Des soleils noirs aux lunes rousses, des univers camaïeux aux chatoiements des planètes sœurs, parfois jumelles, parfois triplées comme les saveurs glacées des cônes romains, des icônes stellaires, d’un trait sûr nous ouvrent à ces inconnues. Elles sont lenticulaires, spiralées, elliptiques, se laissent nommer par nos mythes : Magellan, Andromède, Centaure, ou modestement par leurs formes : petit cigare ou grande spirale. Et Valérie nous laisse libres de nous promener dans ses voiles d’étoiles, ces planètes perlées d’étranges exosphères comme des nuages de cendres et d’orages.

Ces voyages sont des routes vers des rivages peuplés et si Valérie avait été de Bergerac, elle nous raconterait les légendes de ces mondes où de la matière, de la lumière nait l’univers. Promenez-vous dans ces équilibres, plongez-vous dans ces mers limpides et mauves, ces terres fertiles et mordorées, absorbez l’air élémentaire, le souffle qui vous abrase, vous brûle de ces déserts ou la glace stellaire qui pourtant porte la vie. C’est le visage de Ganymède qui m’accueille, le royaume d’Asgard qui étincelle sous les aurores boréales, Castor attendant Pollux, le chaud attendant le froid, le proche et le lointain qui me souhaitent la bienvenue.
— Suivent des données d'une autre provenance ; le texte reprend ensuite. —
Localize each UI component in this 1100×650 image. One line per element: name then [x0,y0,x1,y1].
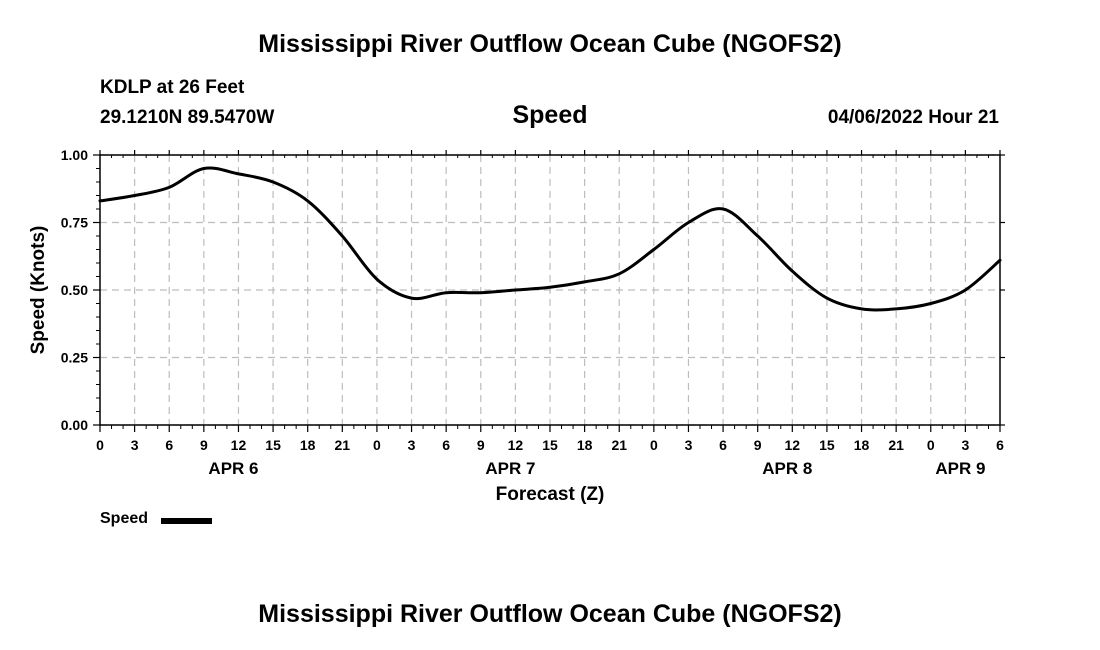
x-tick-label: 18 [854,437,870,453]
y-tick-label: 0.25 [61,350,88,366]
x-tick-label: 6 [442,437,450,453]
legend-label-speed: Speed [100,510,149,527]
chart-title-top: Mississippi River Outflow Ocean Cube (NG… [258,30,842,58]
x-tick-label: 12 [231,437,247,453]
y-tick-label: 0.75 [61,215,88,231]
x-tick-label: 12 [508,437,524,453]
date-label: APR 7 [485,459,535,478]
x-tick-label: 18 [300,437,316,453]
x-tick-label: 0 [96,437,104,453]
date-label: APR 6 [208,459,258,478]
x-tick-label: 15 [542,437,558,453]
x-tick-label: 3 [961,437,969,453]
x-tick-label: 21 [335,437,351,453]
series-line-speed [98,166,1002,312]
x-tick-label: 6 [719,437,727,453]
legend-swatch-speed [161,518,212,524]
chart-subtitle: Speed [512,101,588,129]
x-tick-label: 21 [888,437,904,453]
x-tick-label: 6 [996,437,1004,453]
y-tick-labels: 0.00 0.25 0.50 0.75 1.00 [61,147,88,433]
location-label: 29.1210N 89.5470W [100,107,275,128]
x-tick-label: 21 [611,437,627,453]
x-tick-label: 15 [265,437,281,453]
date-labels: APR 6 APR 7 APR 8 APR 9 [208,459,985,478]
x-tick-label: 15 [819,437,835,453]
x-tick-label: 9 [200,437,208,453]
date-label: APR 8 [762,459,812,478]
chart-grid [100,154,1000,426]
x-tick-label: 12 [785,437,801,453]
x-tick-labels: 0 3 6 9 12 15 18 21 0 3 6 9 12 15 18 21 0 3 6 9 12 15 18 21 0 3 6 [96,437,1004,453]
x-tick-label: 0 [927,437,935,453]
axis-ticks [93,150,1005,432]
station-label: KDLP at 26 Feet [100,77,245,98]
date-label: APR 9 [935,459,985,478]
x-tick-label: 0 [650,437,658,453]
x-tick-label: 3 [685,437,693,453]
y-tick-label: 0.00 [61,417,88,433]
y-axis-label: Speed (Knots) [28,226,49,355]
x-tick-label: 3 [408,437,416,453]
x-tick-label: 6 [165,437,173,453]
datetime-label: 04/06/2022 Hour 21 [827,107,999,128]
y-tick-label: 0.50 [61,282,88,298]
y-tick-label: 1.00 [61,147,88,163]
x-tick-label: 9 [754,437,762,453]
chart-title-bottom: Mississippi River Outflow Ocean Cube (NG… [258,600,842,628]
x-axis-label: Forecast (Z) [496,484,605,505]
x-tick-label: 3 [131,437,139,453]
x-tick-label: 9 [477,437,485,453]
x-tick-label: 0 [373,437,381,453]
x-tick-label: 18 [577,437,593,453]
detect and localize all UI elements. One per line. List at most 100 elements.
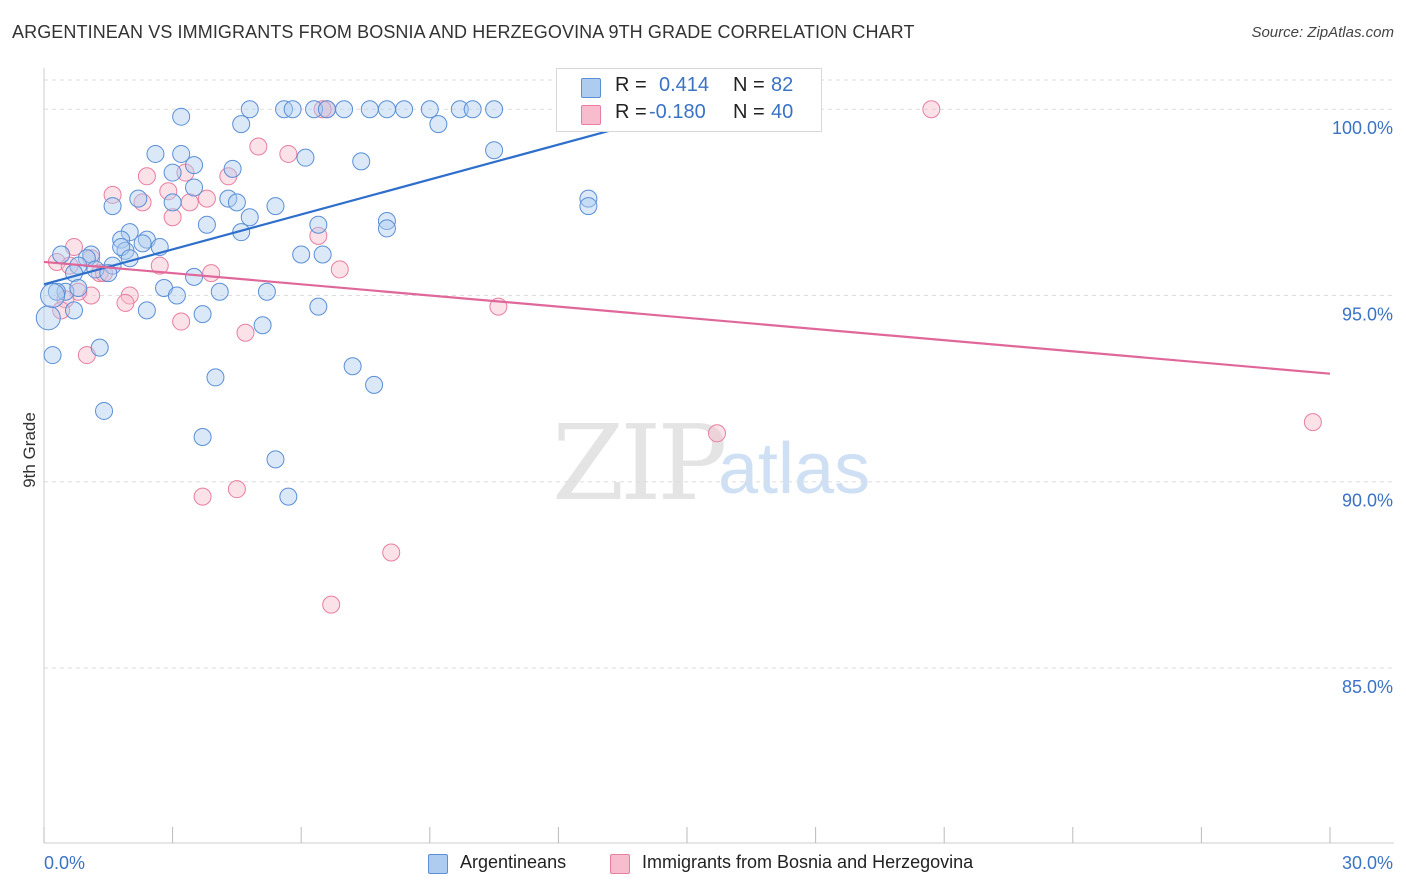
y-tick-label: 100.0% (1332, 118, 1393, 138)
bosnia-point (180, 193, 199, 212)
bosnia-point (279, 144, 298, 163)
bosnia-point (227, 480, 246, 499)
bottom-legend-label: Immigrants from Bosnia and Herzegovina (642, 852, 974, 872)
argentinean-point (377, 100, 396, 119)
argentinean-point (309, 215, 328, 234)
bottom-legend-swatch-pink (610, 854, 630, 874)
argentinean-point (65, 301, 84, 320)
argentinean-point (35, 305, 61, 331)
bosnia-point (150, 256, 169, 275)
argentinean-point (365, 375, 384, 394)
bosnia-point (116, 293, 135, 312)
argentinean-point (120, 249, 139, 268)
argentinean-point (223, 159, 242, 178)
correlation-legend: R = 0.414 N = 82 R = -0.180 N = 40 (556, 68, 822, 132)
argentinean-point (112, 230, 131, 249)
argentinean-point (450, 100, 469, 119)
bosnia-point (202, 264, 221, 283)
legend-r-value: -0.180 (649, 101, 706, 123)
bosnia-point (922, 100, 941, 119)
legend-n-label: N = (733, 101, 765, 123)
argentinean-point (40, 282, 66, 308)
argentinean-point (163, 193, 182, 212)
argentinean-point (377, 219, 396, 238)
argentinean-point (309, 297, 328, 316)
x-tick-label: 30.0% (1342, 853, 1393, 873)
bosnia-point (382, 543, 401, 562)
argentinean-point (193, 305, 212, 324)
argentinean-point (305, 100, 324, 119)
argentinean-point (343, 357, 362, 376)
argentinean-point (210, 282, 229, 301)
argentinean-point (137, 301, 156, 320)
argentinean-point (279, 487, 298, 506)
watermark-zip: ZIP (552, 402, 727, 524)
argentinean-point (52, 245, 71, 264)
bottom-legend-bosnia: Immigrants from Bosnia and Herzegovina (610, 852, 1030, 876)
argentinean-point (240, 100, 259, 119)
bosnia-point (163, 208, 182, 227)
bosnia-point (159, 182, 178, 201)
y-tick-label: 95.0% (1342, 304, 1393, 324)
argentinean-point (335, 100, 354, 119)
bottom-legend-label: Argentineans (460, 852, 567, 872)
legend-r-label: R = (615, 101, 647, 123)
argentinean-point (69, 279, 88, 298)
argentinean-point (232, 115, 251, 134)
argentinean-point (90, 338, 109, 357)
argentinean-point (283, 100, 302, 119)
legend-n-value: 82 (771, 74, 794, 96)
bosnia-point (322, 595, 341, 614)
axes (43, 68, 1394, 844)
argentinean-point (163, 163, 182, 182)
argentinean-point (266, 450, 285, 469)
argentinean-point (133, 234, 152, 253)
y-tick-label: 85.0% (1342, 677, 1393, 697)
source-label: Source: ZipAtlas.com (1251, 24, 1394, 41)
legend-row-bosnia: R = -0.180 N = 40 (557, 101, 821, 127)
bosnia-point (1303, 413, 1322, 432)
y-tick-label: 90.0% (1342, 491, 1393, 511)
argentinean-point (172, 144, 191, 163)
argentinean-point (227, 193, 246, 212)
argentinean-point (395, 100, 414, 119)
bosnia-point (708, 424, 727, 443)
legend-n-value: 40 (771, 101, 794, 123)
argentinean-point (193, 428, 212, 447)
argentinean-point (253, 316, 272, 335)
bosnia-point (330, 260, 349, 279)
x-tick-label: 0.0% (44, 853, 85, 873)
bosnia-point (52, 301, 71, 320)
bosnia-point (193, 487, 212, 506)
argentinean-point (296, 148, 315, 167)
series-bosnia-points (47, 100, 1322, 614)
argentinean-point (485, 141, 504, 160)
argentinean-point (579, 189, 598, 208)
argentinean-point (146, 144, 165, 163)
argentinean-point (185, 156, 204, 175)
argentinean-point (429, 115, 448, 134)
argentinean-point (65, 264, 84, 283)
legend-swatch-blue (581, 78, 601, 98)
argentinean-point (206, 368, 225, 387)
bosnia-point (172, 312, 191, 331)
legend-r-value: 0.414 (659, 74, 710, 96)
grid-lines (44, 79, 1394, 669)
series-argentineans-points (35, 100, 821, 506)
bosnia-point (236, 323, 255, 342)
argentinean-point (240, 208, 259, 227)
y-axis-title: 9th Grade (20, 412, 39, 488)
bosnia-point (249, 137, 268, 156)
bosnia-trend-line (43, 260, 1331, 375)
argentineans-trend-line (43, 115, 662, 286)
bottom-legend-argentineans: Argentineans (428, 852, 608, 876)
bosnia-point (197, 189, 216, 208)
argentinean-point (95, 401, 114, 420)
argentinean-point (219, 189, 238, 208)
bottom-legend-swatch-blue (428, 854, 448, 874)
argentinean-point (317, 100, 336, 119)
argentinean-point (485, 100, 504, 119)
argentinean-point (266, 197, 285, 216)
tick-labels: 85.0% 90.0% 95.0% 100.0% 0.0% 30.0% 9th Grade (20, 118, 1393, 873)
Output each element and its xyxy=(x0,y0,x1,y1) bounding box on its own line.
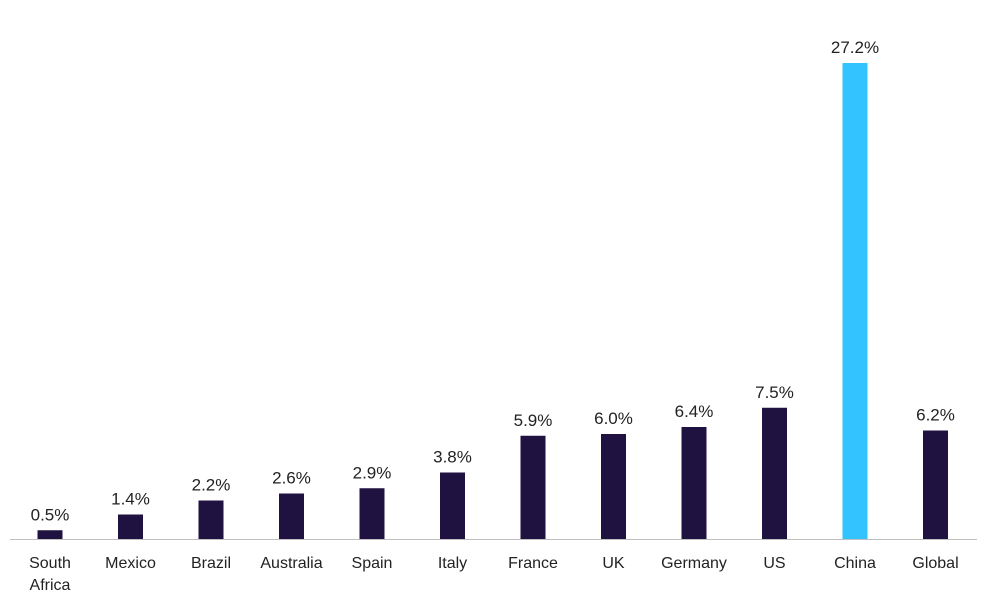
value-label: 2.6% xyxy=(272,469,311,488)
bar xyxy=(359,488,385,539)
bar xyxy=(118,514,143,539)
x-tick-label: France xyxy=(508,555,558,572)
x-tick-label: Mexico xyxy=(105,555,156,572)
value-label: 6.2% xyxy=(916,406,955,425)
bar xyxy=(279,493,304,539)
value-label: 27.2% xyxy=(831,38,879,57)
x-tick-label: US xyxy=(763,555,786,572)
bar xyxy=(198,500,224,539)
bar xyxy=(520,435,546,539)
value-label: 6.0% xyxy=(594,409,633,428)
bar xyxy=(37,530,63,539)
bar xyxy=(601,434,626,539)
x-tick-label: South Africa xyxy=(29,555,71,594)
value-label: 6.4% xyxy=(675,402,714,421)
bar xyxy=(440,472,465,539)
value-label: 1.4% xyxy=(111,490,150,509)
x-tick-label: Spain xyxy=(351,555,393,572)
bar xyxy=(681,427,707,539)
value-label: 0.5% xyxy=(31,505,70,524)
x-tick-label: Italy xyxy=(437,555,468,572)
value-label: 7.5% xyxy=(755,383,794,402)
x-tick-label: Australia xyxy=(260,555,323,572)
x-tick-label: Brazil xyxy=(190,555,231,572)
bar xyxy=(923,430,948,539)
value-label: 2.9% xyxy=(353,463,392,482)
value-label: 2.2% xyxy=(192,476,231,495)
x-tick-label: China xyxy=(834,555,876,572)
x-tick-label: Germany xyxy=(661,555,727,572)
value-label: 5.9% xyxy=(514,411,553,430)
bar xyxy=(842,63,868,539)
bar xyxy=(762,407,787,539)
x-tick-label: UK xyxy=(602,555,625,572)
value-label: 3.8% xyxy=(433,448,472,467)
x-tick-label: Global xyxy=(912,555,959,572)
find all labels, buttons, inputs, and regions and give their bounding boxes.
Parfois, mon regard accroche le détail d’un de ces voyages, une strie plus violente d’un couteau noir ou blanc qui taille la régularité des volumes et je m’évade de nos quotidiens, rejoins Cyrano et ses fioles de rosée, m’élève petit à petit dans des grâces alchimiques, de géométries et de teintes mêlées, et doucement atterris dans des histoires sans parole, à chaque toile son histoire, juste sereine.

Essayez. C’est la magie des voyages de Cyrano.